Léo Karmann, co-scénariste avec Sabrina B. Karine, réalise ici un premier long-métrage fascinant, où les genres, à l’image du territoire qui héberge l’intrigue, s’interpénètrent et se mêlent. S’attachant d’abord aux pas d’un délicat orphelin en mal d’adoption, campé par le jeu infiniment émouvant du jeune Albert Geffrier, le film bascule soudain dans le fantastique. Mais un fantastique très directement héritier de celui qui innervait la littérature française du XIXème siècle, de Maupassant à Villiers de l’Isle-Adam, sans oublier le trop peu connu Lermina. C’est-à-dire un fantastique mis au service du psychologique, et non du sensationnel ou de la recherche forcenée d’effets spéciaux ébouriffants ; un fantastique qui permette l’affleurement du fantasme, l’exploration des liens familiaux et de la psyché, de ses gouffres, de ses folies...

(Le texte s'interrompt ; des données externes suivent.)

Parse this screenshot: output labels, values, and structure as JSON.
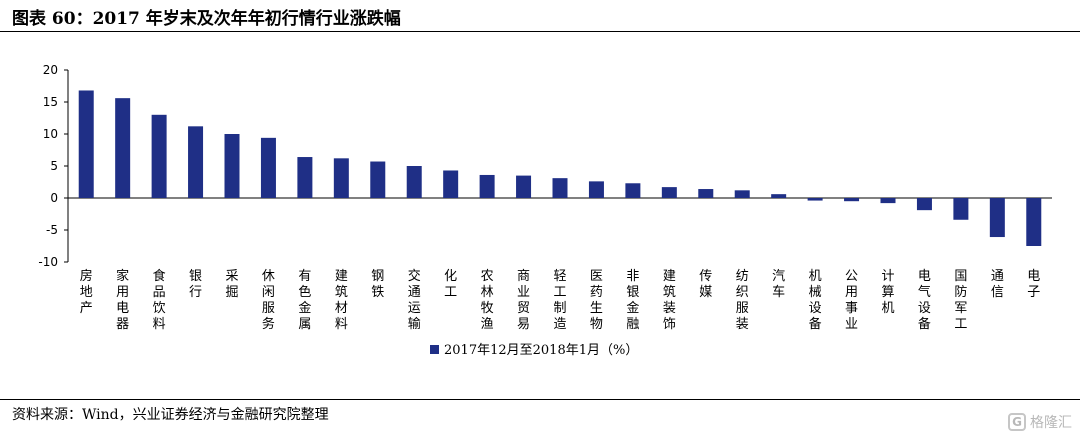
{
  "title": "图表 60：2017 年岁末及次年年初行情行业涨跌幅",
  "source": "资料来源：Wind，兴业证券经济与金融研究院整理",
  "watermark": {
    "icon": "G",
    "text": "格隆汇"
  },
  "colors": {
    "bar": "#1f2f86",
    "axis": "#000000"
  },
  "chart_data": {
    "type": "bar",
    "ylim": [
      -10,
      20
    ],
    "yticks": [
      -10,
      -5,
      0,
      5,
      10,
      15,
      20
    ],
    "grid": false,
    "legend_position": "bottom",
    "categories": [
      "房地产",
      "家用电器",
      "食品饮料",
      "银行",
      "采掘",
      "休闲服务",
      "有色金属",
      "建筑材料",
      "钢铁",
      "交通运输",
      "化工",
      "农林牧渔",
      "商业贸易",
      "轻工制造",
      "医药生物",
      "非银金融",
      "建筑装饰",
      "传媒",
      "纺织服装",
      "汽车",
      "机械设备",
      "公用事业",
      "计算机",
      "电气设备",
      "国防军工",
      "通信",
      "电子"
    ],
    "series": [
      {
        "name": "2017年12月至2018年1月（%）",
        "values": [
          16.8,
          15.6,
          13.0,
          11.2,
          10.0,
          9.4,
          6.4,
          6.2,
          5.7,
          5.0,
          4.3,
          3.6,
          3.5,
          3.1,
          2.6,
          2.3,
          1.7,
          1.4,
          1.2,
          0.6,
          -0.4,
          -0.5,
          -0.8,
          -1.9,
          -3.4,
          -6.1,
          -7.5
        ]
      }
    ]
  }
}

Les trois premiers quarts happent ainsi le spectateur dans une spirale de désirs nécessaires, tellement imbriqués les uns dans les autres qu’on pourrait presque les croire parvenus à une forme d’équilibre et de stabilité. La direction d’acteurs, et notamment des enfants, est magistrale, installant un naturel dans la déraison et donnant vie à l’invraisemblable, grâce à un très subtil sens du détail. Une délicatesse et une harmonie de jeu qui se poursuivent chez les jeunes acteurs qui succèdent aux enfants ayant incarné leur personnage : Benjamin Voisin (Simon), Martin Karmann et Camille Claris. Les parents ne sont pas en reste, animés plus que joués par Julie-Anne Roth et Nicolas Wanczycki.


On regrette d’autant plus le dernier quart d’heure, qui se précipite tête baissée dans un enchaînement d’actions aux allures de thriller et frôle dangereusement les abîmes de l’excès et du sentimentalisme héroïque... Le tout sur fond d’une musique qui se sent pousser des ailes mais n’allège rien, alors que son compositeur, Erwann Chandon, avait accompagné de façon bien plus convaincante les âges de l’enfance.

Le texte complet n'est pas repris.